80年代に登場した男の化粧というアプローチ
生まれて初めて見た、変な感じの人
一風堂の名曲です。楽曲の素晴らしさもさることながら、子ども心に強烈に印象に残ったのは、ボーカルである土屋昌巳の化粧でした。
おそらく男の化粧というものに生まれて初めて遭遇した衝撃といいますか、違和感といいますか…気持ち悪さといいますか(苦笑)。
『ザ・ベストテン』なり『トップテン』でランクインしたこの曲は、当時のアーティスト文化のご多分にもれず、出演を拒否されてPVが毎週のように流れるというのがパターンでした。
そのPVでは土屋昌巳がドライブしながら化粧をした姿で歌っているわけです。

なんだ? この気持ち悪…変な感じの人は。
なんで化粧をしているんだ?
と思わずにはいられませんでした(苦笑)。
しかし怖いもの見たさというか、人間の好奇心というか、こういった違和感を覚えるものほど興味が湧くってもので(笑)、

男が化粧してるよ
みたいなノリで、なかば小バカにしたような感覚ですっかり曲を覚えてしまいました。
あ、いや、小バカにしてすみません。

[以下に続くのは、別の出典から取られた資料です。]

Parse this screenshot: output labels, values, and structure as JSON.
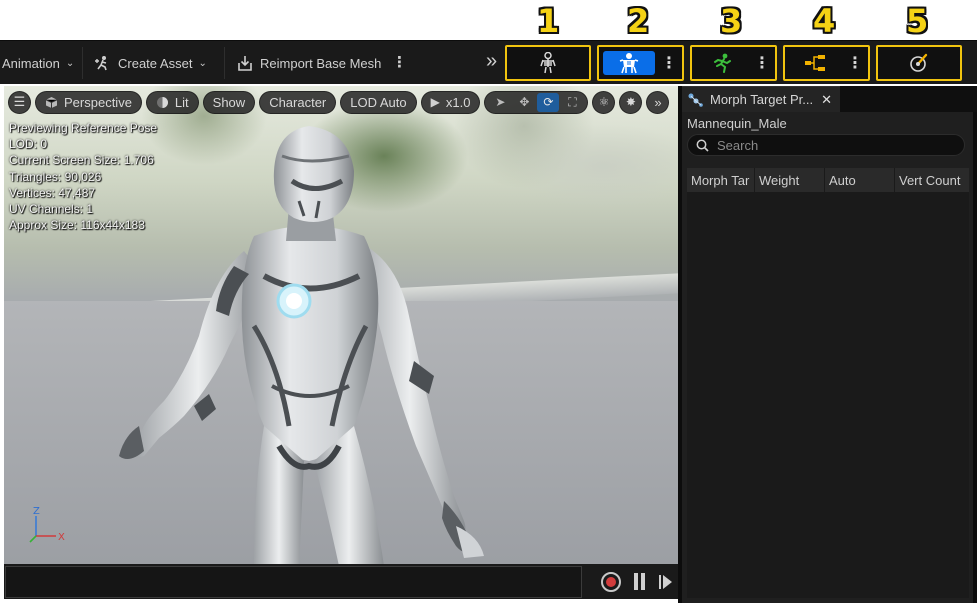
{
  "annotations": [
    "1",
    "2",
    "3",
    "4",
    "5"
  ],
  "toolbar": {
    "animation_label": "Animation",
    "create_asset_label": "Create Asset",
    "reimport_label": "Reimport Base Mesh",
    "overflow_glyph": "»"
  },
  "modes": [
    {
      "icon": "skeleton-icon",
      "active": false,
      "has_menu": false
    },
    {
      "icon": "skeletal-mesh-icon",
      "active": true,
      "has_menu": true,
      "accent": "#0a6ee8"
    },
    {
      "icon": "running-figure-icon",
      "active": false,
      "has_menu": true,
      "accent": "#3cbe3c"
    },
    {
      "icon": "blueprint-graph-icon",
      "active": false,
      "has_menu": true,
      "accent": "#f2b200"
    },
    {
      "icon": "physics-icon",
      "active": false,
      "has_menu": false
    }
  ],
  "viewport": {
    "perspective_label": "Perspective",
    "lit_label": "Lit",
    "show_label": "Show",
    "character_label": "Character",
    "lod_label": "LOD Auto",
    "speed_label": "x1.0",
    "stats": [
      "Previewing Reference Pose",
      "LOD: 0",
      "Current Screen Size: 1.706",
      "Triangles: 90,026",
      "Vertices: 47,487",
      "UV Channels: 1",
      "Approx Size: 116x44x183"
    ],
    "axis_labels": {
      "z": "Z",
      "x": "X"
    }
  },
  "panel": {
    "tab_title": "Morph Target Pr...",
    "mesh_name": "Mannequin_Male",
    "search_placeholder": "Search",
    "columns": [
      "Morph Tar",
      "Weight",
      "Auto",
      "Vert Count"
    ]
  }
}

その後きちんと楽曲の良さを理解し、CDも買ったので許してください(苦笑)。
ちなみにこの曲は後年多くのアーティストからカバーされており、そのことがこの曲が名曲たることを証明しています。一番なじみがあるのがSHAZNAのカバーでしょうかね。
余談ですが、ボーカルのISAMも相当な化粧をしていた(というより女装)ことを考えると、この曲の化粧における因縁が感じられて面白いですね。


男性アーティストの化粧について
今から考えれば、男性アーティストが化粧をするというのはこの時代の潮流だったということが分かります。
忌野清志郎、坂本龍一なども化粧をしていたし(『い・け・な・いルージュマジック』では化粧した2人がPVでキスまでしてた)、土屋昌巳も時代の流れにのかったと思われるわけで。
詳しくは知りませんが、さらなる源流は海外アーティストの影響なのでしょう。デヴィッドボウイとか。
おそらく男性アーティストの化粧という文化は、女性のそれとは異なり

綺麗になりたい!
という願望よりは

舞台映えするじゃん!
という視点からの行動なのではないかと個人的には思っています。歌舞伎の隈取りに近いイメージです。
あ~、でも土屋昌巳の写真に写ったポーズとかをみると、ナルシストな欲望も多分にあるのかなあ(笑)?
ちなみにこの文化はその後、ビジュル系バンドに引き継がれていったのではないかと思われます。
おわりに
でも小学生なんてそんなことを深く考えもしないものだから、まあ化粧した男なんて変態にしか思えないわけですよ。あ、言っちゃった(笑)。
しかしながらその変態感が注目を勝ち取り、数年後にはCDを買わせたわけだから、土屋昌巳の作戦は成功というわけで。
うーん、化粧にしてやられちゃったなあ(笑)。